Meaning: We, ‘Sawm-te’ are much more intrepid than the ferocious hornets. So, let the hornets broach many pots of ‘Zu’ and line up along with a goat being tethered with rope for the celebration.
For this purpose a hornet-nest was reserved and the ‘Siampipa’ (the Priest) used a red rooster and a pot of ‘Zu’ for the sacrificial rite to the hornet, which was presumed to be able to foretell the future. The cock was killed and the flesh being cut into pieces and offered to the hornets. Blowing a mouthful of ‘Zu’ by ‘Siampipa’ towards the nest with some incantations followed this. The hornet-nest was burned and removed from the post to be examined by ‘Siampi’ who made a careful observation of clusters of larvae on the flat surface of the hives. In this manner he could predict the probable happening to the village in the offing. Concerning this there was a famous song;
- a) Kah lo nawl a khuai aw e, sim ngal tun aw, nang in kum khua nah thei aa ken dong.
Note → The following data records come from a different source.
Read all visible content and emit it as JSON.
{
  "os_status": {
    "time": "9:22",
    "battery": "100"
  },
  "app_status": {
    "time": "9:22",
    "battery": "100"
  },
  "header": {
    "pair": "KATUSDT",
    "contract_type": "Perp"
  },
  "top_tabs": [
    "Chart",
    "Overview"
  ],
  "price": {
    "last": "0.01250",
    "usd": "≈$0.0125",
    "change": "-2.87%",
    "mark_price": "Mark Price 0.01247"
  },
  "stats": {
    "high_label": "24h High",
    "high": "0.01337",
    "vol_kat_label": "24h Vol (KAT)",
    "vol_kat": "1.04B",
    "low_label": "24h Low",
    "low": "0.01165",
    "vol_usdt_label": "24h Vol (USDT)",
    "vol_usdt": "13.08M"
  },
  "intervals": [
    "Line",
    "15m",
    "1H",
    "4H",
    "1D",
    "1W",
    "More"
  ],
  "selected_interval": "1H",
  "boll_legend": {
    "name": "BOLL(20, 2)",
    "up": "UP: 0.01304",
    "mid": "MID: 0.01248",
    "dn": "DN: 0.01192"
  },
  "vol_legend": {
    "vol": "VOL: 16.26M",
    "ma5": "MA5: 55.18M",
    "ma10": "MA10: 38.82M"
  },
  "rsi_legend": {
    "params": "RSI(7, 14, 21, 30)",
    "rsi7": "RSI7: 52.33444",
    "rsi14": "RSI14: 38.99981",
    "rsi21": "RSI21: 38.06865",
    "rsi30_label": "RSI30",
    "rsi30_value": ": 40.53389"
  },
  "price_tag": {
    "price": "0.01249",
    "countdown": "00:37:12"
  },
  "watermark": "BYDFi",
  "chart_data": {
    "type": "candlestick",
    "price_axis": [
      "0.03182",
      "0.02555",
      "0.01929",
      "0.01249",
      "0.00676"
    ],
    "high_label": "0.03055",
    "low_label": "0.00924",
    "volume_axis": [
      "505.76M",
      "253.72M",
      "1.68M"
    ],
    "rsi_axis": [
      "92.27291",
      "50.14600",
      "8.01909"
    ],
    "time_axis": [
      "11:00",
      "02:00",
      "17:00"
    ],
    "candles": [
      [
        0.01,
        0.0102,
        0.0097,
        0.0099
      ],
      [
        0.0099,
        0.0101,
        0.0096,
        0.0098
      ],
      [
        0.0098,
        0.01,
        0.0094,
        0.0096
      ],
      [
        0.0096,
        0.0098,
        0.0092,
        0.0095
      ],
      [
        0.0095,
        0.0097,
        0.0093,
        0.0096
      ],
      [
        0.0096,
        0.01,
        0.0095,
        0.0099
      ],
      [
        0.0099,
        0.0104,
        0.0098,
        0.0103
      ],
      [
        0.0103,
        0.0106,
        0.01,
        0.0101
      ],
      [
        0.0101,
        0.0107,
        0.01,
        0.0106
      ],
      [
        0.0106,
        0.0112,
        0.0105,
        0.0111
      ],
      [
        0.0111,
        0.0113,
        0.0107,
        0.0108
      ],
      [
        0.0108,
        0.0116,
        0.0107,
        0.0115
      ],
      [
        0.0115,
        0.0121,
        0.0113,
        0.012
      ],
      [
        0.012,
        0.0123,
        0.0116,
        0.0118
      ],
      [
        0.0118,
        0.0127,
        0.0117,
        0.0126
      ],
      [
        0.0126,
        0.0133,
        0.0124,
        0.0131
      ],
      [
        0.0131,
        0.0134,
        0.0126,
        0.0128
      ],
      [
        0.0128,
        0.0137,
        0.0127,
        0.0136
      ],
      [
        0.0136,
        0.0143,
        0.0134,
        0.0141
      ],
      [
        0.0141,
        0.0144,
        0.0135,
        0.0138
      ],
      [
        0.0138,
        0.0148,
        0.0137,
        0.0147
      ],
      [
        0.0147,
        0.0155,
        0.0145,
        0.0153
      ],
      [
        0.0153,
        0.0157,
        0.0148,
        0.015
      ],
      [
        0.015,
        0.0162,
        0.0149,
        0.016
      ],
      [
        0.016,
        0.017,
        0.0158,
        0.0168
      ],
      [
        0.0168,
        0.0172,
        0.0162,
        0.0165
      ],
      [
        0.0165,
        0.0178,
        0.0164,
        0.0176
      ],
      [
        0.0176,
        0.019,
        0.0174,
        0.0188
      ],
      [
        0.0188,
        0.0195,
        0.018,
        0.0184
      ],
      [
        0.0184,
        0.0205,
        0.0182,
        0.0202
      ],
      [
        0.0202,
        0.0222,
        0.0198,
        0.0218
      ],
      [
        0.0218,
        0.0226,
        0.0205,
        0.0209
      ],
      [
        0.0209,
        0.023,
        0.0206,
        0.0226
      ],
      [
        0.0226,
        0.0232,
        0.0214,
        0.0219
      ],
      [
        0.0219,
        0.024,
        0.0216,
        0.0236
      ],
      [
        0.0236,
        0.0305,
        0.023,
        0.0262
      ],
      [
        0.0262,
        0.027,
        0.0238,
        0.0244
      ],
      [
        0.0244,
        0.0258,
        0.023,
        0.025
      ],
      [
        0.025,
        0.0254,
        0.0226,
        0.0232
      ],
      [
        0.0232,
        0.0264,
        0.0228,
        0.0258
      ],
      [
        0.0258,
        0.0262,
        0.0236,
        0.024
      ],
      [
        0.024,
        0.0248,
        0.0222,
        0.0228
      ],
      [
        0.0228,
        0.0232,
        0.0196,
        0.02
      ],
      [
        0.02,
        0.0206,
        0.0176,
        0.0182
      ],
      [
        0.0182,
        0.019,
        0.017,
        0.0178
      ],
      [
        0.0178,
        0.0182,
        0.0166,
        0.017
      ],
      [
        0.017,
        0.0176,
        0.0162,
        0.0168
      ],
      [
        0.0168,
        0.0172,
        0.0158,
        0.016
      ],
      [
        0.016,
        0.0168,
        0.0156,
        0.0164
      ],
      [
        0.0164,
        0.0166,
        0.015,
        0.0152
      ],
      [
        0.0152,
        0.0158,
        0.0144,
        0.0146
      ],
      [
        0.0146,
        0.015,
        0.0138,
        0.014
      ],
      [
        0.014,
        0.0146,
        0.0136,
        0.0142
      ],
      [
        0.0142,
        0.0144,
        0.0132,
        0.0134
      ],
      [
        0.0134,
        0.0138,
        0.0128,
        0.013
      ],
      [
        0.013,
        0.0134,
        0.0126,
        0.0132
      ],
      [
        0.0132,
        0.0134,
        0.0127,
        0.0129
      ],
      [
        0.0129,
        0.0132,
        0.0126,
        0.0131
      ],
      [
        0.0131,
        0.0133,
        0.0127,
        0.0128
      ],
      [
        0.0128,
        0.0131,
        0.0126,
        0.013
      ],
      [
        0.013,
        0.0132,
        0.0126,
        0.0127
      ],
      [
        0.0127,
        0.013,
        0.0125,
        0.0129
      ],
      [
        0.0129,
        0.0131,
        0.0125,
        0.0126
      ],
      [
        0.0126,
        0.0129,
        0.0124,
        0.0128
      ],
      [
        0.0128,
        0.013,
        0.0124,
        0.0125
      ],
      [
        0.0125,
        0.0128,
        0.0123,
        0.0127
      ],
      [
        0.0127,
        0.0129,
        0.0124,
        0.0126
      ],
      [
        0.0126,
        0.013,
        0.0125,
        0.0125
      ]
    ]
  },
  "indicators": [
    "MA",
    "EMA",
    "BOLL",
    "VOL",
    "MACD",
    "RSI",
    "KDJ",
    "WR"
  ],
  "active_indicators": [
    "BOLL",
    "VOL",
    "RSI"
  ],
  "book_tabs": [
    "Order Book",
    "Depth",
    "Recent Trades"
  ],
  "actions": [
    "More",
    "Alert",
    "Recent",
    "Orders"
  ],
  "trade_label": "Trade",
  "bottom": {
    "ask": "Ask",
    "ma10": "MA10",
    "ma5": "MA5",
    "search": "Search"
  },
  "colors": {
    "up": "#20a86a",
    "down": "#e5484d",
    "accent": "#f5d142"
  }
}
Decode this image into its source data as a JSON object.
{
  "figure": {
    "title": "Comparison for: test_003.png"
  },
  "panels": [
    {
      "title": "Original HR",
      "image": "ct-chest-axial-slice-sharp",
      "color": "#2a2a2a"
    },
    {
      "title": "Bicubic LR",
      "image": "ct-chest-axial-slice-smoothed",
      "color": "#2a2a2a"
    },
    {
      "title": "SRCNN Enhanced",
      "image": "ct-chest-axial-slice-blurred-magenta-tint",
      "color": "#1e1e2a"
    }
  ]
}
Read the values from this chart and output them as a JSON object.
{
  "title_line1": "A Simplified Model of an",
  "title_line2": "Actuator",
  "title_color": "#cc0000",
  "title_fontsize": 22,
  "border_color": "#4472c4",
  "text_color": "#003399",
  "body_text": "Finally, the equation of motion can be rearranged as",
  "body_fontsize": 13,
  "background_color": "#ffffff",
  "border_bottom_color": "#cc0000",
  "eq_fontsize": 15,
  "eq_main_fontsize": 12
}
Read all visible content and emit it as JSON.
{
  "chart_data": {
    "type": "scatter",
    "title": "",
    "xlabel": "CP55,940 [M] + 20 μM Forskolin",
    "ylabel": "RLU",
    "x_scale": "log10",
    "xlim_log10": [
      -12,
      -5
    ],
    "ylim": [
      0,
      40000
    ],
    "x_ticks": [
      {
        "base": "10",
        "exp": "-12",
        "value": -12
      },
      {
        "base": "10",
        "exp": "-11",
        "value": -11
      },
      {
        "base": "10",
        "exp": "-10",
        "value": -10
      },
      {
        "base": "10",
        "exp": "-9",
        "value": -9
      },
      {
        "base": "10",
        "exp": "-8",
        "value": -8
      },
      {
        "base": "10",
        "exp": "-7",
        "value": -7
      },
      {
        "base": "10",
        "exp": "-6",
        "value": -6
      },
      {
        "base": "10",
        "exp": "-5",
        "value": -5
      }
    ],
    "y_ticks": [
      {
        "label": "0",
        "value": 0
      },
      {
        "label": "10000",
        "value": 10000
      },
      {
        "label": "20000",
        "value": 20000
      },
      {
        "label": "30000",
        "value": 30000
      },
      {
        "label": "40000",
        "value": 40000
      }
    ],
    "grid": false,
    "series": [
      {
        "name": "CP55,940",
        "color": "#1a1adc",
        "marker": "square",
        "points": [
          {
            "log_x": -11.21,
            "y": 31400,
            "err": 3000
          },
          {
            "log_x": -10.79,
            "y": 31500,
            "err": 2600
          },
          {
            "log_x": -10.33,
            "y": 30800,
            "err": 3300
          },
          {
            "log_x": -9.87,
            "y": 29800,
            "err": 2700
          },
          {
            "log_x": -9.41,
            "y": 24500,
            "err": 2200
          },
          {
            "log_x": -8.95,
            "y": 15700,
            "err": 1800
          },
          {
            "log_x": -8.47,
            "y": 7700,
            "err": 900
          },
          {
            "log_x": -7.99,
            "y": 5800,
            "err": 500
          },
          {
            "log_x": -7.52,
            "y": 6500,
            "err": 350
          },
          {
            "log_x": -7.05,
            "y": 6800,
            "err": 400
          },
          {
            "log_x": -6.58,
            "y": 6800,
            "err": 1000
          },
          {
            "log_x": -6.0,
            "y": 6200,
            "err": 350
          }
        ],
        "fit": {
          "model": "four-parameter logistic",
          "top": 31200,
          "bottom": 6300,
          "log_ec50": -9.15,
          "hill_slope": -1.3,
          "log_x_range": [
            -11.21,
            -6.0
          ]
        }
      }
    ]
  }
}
- b) Nang in kum khua nah thei a ken dong, ning zu a ken dong, ai sa a ken dong.
Meaning: You hornet that built your nest in close proximity to my farm. As you know the portent of the future I here with offer you the meat and liquor for telling the truth.
In olden day, this song was in vogue to the Zomi Animism and during the Khuado it become one of the most popular songs being sung by those revelers dancing in circle. Other two songs of the Khuado are;
- a) Do na lingling, do na ling ling e, gual in kum khua do na ling ling e.
- b) Gual in kum khua do na ling ling e, do han ah nau bang ka kap hi e.
Meaning: All villagers are in full swing celebrating the Khuado festival, whereas, I am mourning for the dead in the sepulcher.
- a) Ka lo veng ten a kah hawh kalin, tulit in kah tang han tuah sak e.
- b) Git aw e, va aw e, ka cih kal in, ah vui lian pen pen han tuah sak e.
Meaning: While paying a visit to my neighbor next to my farm some sparrows were fetching out the ears of the millet. Despite my bawling to the birds the biggest of the millet ears was flown away.
The difference between Lawm-an-nek and Khuado is that in the former, there is no dancing except when ‘Sawng’ is celebrated during the festival. But, in the Khuado, dancing, is the hallmark of the festivity.